On 11 July, Vicksburg received orders north to Annapolis, Md., to help protect Union emplacements there from Confederate raiders. She arrived off Annapolis in the Severn River two days later. Braine found that the town was apprehensive over the proximity of Confederate forces, and mainly defended by only 300 patients from the local hospital. Together with gunboat Daylight, Braine organized the town defenses and predicted that he would "give the rebels a warm reception." That day, he also sent a boat party up the South River under the command of Acting Ensign Francis G. Osborn. The two-day expedition destroyed all means of crossing the South River and thereby protected the rear of the Union forces at Annapolis. Vicksburg received orders to return to Hampton Roads on 15 July, arrived there two days later, and left for the blockade off Wilmington later in July in a convoy consisting of side wheel steamer Nansemond and four tugs.
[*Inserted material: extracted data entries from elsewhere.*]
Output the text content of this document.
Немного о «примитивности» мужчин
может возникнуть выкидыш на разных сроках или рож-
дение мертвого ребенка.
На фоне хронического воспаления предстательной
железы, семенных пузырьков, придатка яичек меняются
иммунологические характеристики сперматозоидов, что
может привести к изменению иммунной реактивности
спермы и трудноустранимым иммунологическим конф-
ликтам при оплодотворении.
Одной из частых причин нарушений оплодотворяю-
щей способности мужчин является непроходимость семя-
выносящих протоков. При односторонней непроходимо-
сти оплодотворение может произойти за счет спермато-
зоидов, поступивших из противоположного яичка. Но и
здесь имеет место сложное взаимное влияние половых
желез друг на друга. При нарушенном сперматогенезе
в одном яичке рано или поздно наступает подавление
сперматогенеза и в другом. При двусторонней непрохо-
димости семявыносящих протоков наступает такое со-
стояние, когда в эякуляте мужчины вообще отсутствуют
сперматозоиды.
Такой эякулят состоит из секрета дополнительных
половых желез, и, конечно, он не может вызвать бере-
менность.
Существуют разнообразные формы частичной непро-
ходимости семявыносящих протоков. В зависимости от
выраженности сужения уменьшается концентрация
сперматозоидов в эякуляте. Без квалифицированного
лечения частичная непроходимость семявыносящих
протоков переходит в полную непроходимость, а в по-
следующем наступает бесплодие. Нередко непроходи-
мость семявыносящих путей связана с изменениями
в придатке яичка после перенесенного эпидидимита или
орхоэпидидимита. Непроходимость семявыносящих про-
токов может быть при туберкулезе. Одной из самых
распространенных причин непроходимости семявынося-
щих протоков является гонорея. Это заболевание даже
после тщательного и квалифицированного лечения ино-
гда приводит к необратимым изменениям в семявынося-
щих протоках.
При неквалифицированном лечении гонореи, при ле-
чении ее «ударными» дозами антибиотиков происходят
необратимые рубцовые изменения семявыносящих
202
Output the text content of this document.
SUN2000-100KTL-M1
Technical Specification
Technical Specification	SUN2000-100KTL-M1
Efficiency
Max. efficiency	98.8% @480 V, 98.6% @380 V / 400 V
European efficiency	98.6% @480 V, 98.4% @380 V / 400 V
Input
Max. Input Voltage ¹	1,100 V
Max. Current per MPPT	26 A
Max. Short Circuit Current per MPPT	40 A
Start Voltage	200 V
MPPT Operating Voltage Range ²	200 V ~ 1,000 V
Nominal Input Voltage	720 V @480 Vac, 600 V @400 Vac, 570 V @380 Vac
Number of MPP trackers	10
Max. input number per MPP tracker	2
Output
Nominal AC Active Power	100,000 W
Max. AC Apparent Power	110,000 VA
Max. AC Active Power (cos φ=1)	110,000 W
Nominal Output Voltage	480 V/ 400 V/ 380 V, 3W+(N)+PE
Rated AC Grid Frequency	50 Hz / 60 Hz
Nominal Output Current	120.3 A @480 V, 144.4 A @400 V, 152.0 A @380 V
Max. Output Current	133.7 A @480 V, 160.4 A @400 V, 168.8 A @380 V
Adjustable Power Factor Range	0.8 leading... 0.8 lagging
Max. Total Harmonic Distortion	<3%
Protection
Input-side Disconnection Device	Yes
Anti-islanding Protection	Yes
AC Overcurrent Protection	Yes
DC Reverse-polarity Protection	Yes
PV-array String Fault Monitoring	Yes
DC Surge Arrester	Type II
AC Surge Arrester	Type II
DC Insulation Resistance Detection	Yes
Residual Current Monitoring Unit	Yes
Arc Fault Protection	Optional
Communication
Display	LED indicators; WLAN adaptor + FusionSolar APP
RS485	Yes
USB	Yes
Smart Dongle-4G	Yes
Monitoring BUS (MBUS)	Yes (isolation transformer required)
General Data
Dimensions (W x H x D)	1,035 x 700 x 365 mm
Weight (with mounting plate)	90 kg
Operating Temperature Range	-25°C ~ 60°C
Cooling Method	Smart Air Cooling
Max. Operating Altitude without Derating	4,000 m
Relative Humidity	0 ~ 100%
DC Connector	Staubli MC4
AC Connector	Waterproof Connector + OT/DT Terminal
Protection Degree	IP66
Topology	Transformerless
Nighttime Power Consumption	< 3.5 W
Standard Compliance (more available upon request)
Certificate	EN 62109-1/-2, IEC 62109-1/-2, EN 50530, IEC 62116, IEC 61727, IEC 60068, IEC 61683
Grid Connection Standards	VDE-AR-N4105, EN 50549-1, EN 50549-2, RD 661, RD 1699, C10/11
While deployed on patrol and reconnaissance duty off Wilmington, Vicksburg unsuccessfully chased a blockade-running side-wheel steamer on the night of 6 August, and another on the night of 23 August, which she found aground at daylight the next morning. The gunboat underwent repairs soon thereafter and spent September making an extensive survey of Confederate Fort Fisher and of other Southern land defenses in the Cape Fear River. After completing this mission on 10 October, she assisted in the capture of new, steel-hulled, blockade-running British steamer Bat off the Cape Fear River and, on 20 and 24 October, participated in two unsuccessful nighttime chases of blockade-running steamers in the same area. Vicksburg remained off the Cape Fear River for the duration of the year and, on 26 December, assisted in covering the evacuation of troops after the unsuccessful first attack upon Fort Fisher on 24 and 25 December.

Vicksburg began the final year of the war assisting Union forces in mop-up operations following the fall of Fort Fisher during a second amphibious assault, which took place between 13 and 15 January 1865. She also participated in the bombardment of Half Moon Battery, situated on the coastal flank of the Confederate defense line which crossed Cape Fear Peninsula six miles above Fort Fisher, on 11 February. On 22 February, she was ordered north to Hampton Roads. In March, Vicksburg sailed with several vessels to White House, Va., to support Gen. Ulysses S. Grant's siege of Richmond by keeping open navigation between White House and the mouth of the York River.

With the end of the Civil War in April 1865, Vicksburg was decommissioned at the New York Navy Yard on 29 April, and sold at auction to C. C. & H. Cable on 12 July. She was documented for merchant service on 7 August 1865. Her name last appeared on lists of merchant vessels in the autumn of 1868.